When I made it back to the waiting room my parents were gone. I grabbed my coat and ran into the elevator. More disco. The song told me I should be dancing, and the advice made me laugh so hard that I had to grab my stomach. I didn’t stop laughing even after the door opened on the fourth floor and a sad looking family joined me. The woman next to me, the mother from the looks of her, took a step to the left. Away from the crazy laughing lady.
“Don’t worry. It’s not contagious.”
I finally stopped when we hit the ground floor. I let Sad Family out first then followed. I tried counting footsteps to the parking garage, but I kept losing track after thirty-four. When I got to my car I reached into my pocket for my keys…and a small envelope came out with them.

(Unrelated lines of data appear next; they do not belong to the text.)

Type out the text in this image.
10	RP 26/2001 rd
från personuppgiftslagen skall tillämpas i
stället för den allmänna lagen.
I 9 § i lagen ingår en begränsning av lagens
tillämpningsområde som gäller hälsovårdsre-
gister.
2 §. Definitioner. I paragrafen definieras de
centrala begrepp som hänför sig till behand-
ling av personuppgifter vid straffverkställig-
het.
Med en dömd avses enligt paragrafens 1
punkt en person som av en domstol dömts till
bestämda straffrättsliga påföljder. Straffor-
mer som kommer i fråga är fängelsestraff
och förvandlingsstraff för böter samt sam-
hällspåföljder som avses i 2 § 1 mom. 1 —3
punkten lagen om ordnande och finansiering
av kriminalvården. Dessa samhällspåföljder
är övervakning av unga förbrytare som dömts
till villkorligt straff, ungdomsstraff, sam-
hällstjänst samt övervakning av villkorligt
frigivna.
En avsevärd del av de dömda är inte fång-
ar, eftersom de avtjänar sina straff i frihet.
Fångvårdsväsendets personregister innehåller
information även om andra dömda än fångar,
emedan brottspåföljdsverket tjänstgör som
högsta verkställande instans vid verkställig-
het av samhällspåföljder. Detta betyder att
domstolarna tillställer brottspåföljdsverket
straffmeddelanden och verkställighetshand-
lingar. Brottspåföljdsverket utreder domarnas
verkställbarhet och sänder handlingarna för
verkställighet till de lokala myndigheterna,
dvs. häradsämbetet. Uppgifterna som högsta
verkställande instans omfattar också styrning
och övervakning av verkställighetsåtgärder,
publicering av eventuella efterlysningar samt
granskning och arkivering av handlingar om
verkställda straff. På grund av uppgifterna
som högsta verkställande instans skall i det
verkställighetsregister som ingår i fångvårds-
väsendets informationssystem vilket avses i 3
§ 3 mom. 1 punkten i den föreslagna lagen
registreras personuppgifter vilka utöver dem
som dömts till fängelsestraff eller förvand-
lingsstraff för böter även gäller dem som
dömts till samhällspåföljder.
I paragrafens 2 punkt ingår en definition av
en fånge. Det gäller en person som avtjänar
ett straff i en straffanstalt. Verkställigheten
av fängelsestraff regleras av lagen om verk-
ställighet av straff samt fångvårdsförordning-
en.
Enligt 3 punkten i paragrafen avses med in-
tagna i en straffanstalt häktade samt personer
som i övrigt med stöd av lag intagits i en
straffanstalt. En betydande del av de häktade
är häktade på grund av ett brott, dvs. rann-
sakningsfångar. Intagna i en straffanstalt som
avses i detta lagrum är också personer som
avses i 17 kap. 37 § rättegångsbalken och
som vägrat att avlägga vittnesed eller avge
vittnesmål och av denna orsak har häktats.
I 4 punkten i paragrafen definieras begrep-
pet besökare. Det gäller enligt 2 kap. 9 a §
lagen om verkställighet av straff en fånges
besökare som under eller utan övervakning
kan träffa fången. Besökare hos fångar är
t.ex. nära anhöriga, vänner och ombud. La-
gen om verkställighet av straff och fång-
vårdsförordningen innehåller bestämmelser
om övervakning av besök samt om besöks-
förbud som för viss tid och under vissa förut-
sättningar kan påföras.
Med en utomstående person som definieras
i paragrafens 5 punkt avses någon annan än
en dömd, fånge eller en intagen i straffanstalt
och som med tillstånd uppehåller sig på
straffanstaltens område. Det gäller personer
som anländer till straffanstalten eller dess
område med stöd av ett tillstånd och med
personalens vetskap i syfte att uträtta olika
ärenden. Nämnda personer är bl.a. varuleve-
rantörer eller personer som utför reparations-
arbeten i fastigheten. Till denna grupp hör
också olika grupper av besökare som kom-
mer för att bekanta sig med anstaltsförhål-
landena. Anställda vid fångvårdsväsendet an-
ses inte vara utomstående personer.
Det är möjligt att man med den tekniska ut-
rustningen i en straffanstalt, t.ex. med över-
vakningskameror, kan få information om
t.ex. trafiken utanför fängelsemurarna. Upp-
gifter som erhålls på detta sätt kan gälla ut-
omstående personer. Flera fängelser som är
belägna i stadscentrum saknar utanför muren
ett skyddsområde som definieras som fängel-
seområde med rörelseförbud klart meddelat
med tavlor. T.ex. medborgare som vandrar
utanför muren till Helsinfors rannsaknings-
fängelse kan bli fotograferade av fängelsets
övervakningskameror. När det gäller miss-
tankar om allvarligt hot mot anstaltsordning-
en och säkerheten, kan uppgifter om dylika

My name in my father’s neat handwriting. Inside was a brief note on white lined paper:
Tess, it’s been a rough few months for you. I know how you feel about accepting help, but please take this and use it. Dad.
Five one hundred dollar bills. Benjamin Franklin stared up at me. Five times. His lips were pursed, his left eyebrow raised in silent condemnation. And I wondered where his bifocals were…
I tucked three Bens inside the envelope and put it back into my pocket, stuffed the other two into my clean, empty ashtray, then drove over to the McDonalds drive thru and ordered a coffee. I shoved my change and the extra two Bens into the Ronald McDonald House collection bin and headed for the interstate.
I switched on the radio and turned it up loud, counted the miles as I drove along. And finally I reached the sign that said Welcome to New Mills. My new town. My Starting-Over town. The sign that meant that everything had changed.